The term "three-church basilica" was first introduced by the Georgian art historian Giorgi Chubinashvili who claimed that an inspiration came from Syria and these peculiar churches began to spread in Georgia in the middle of the 6th century, exemplified by a prototypical church at Nekresi. Existence of such churches in Syria has not been proven, making three-church basilica a peculiar Georgian phenomenon—a local adaptation of an Eastern Roman three-aisled model. Archaeological discoveries in the eastern Georgian region of Kakheti, especially, those of the large ruined basilicas at Chabukauri and Dolochopi, redated the invention of a three-church basilica design to the late 4th century, that is, within decades after adoption of Christianity in the eastern Georgian kingdom of Kartli—Iberia of the Classical sources. Later examples are found in Kvemo Kartli, such as the 5th-century churches at Kvemo Bolnisi and Bolnisi Sioni, and also in Kakheti, such as the 6th-century basilicas at Nekresi, Zegaani, and Dzveli Shuamta. From the late 5th century onward, the Georgian church builders moved towards smaller, centrally planned edifices; how this transition occurred is not fully understood.

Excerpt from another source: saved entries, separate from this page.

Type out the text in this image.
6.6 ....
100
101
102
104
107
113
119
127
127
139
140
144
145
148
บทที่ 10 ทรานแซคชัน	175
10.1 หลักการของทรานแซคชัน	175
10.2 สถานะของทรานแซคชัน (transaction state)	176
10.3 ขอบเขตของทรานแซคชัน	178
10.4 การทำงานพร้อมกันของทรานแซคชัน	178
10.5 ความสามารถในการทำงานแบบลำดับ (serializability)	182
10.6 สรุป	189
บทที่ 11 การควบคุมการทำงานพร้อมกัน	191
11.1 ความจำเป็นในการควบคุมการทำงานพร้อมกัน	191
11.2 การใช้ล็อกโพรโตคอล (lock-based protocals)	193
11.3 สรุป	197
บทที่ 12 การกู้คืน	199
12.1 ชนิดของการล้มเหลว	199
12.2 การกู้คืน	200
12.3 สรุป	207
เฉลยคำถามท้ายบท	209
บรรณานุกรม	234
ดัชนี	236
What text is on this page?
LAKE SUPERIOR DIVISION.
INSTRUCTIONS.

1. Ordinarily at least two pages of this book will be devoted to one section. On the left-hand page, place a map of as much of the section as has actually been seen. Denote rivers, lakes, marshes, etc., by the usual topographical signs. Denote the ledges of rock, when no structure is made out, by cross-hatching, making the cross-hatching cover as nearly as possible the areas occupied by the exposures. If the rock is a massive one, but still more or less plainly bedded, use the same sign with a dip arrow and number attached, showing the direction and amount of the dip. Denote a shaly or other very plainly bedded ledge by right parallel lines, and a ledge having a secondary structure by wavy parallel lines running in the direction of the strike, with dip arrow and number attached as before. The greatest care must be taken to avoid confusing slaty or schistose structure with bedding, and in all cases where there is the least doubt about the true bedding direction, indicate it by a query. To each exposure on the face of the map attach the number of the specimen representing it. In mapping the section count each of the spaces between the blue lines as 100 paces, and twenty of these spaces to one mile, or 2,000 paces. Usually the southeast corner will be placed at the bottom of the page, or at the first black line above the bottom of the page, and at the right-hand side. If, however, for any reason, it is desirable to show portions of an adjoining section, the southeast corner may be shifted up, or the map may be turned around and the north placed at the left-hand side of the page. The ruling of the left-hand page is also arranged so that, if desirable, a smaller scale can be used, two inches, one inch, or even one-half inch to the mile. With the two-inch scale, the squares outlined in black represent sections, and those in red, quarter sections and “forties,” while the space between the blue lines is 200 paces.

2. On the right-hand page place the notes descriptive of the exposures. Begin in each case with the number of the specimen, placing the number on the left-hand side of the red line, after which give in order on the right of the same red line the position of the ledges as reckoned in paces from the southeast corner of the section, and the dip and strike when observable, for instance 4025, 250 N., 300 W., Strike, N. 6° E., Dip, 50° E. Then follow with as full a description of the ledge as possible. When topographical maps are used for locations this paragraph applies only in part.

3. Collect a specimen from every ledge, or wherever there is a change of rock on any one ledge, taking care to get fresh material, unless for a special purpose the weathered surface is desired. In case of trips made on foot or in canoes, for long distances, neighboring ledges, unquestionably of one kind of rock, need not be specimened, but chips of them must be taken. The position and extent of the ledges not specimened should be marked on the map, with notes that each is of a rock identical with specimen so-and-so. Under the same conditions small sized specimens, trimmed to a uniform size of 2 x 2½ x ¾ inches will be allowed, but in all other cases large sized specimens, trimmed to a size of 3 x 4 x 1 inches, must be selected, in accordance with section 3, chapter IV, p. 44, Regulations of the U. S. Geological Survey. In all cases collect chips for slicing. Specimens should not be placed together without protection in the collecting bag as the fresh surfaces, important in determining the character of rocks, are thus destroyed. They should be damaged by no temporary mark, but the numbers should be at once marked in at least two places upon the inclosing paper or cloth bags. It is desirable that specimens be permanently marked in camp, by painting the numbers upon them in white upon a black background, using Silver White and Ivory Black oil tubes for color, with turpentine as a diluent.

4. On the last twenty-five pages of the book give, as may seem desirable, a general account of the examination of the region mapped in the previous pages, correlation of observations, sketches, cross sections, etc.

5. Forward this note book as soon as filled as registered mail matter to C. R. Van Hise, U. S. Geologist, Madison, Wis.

The reasons behind such an architectural development is not known. Guram Kipiani argues that the form of the triple-church basilica can be linked to a Persian influence, and particularly, to a Manichean temple design, an example of which has been unearthed at Nekresi, between the two early Christian basilicas of Chabukauri and Dolochopi. According to Zaza Aleksidze, a triple-church design was an architectural solution to substantial confessional dualism that existed in late antique Kartli and these forms of basilica served to both Chalcedonian and non-Chalcedonian communities.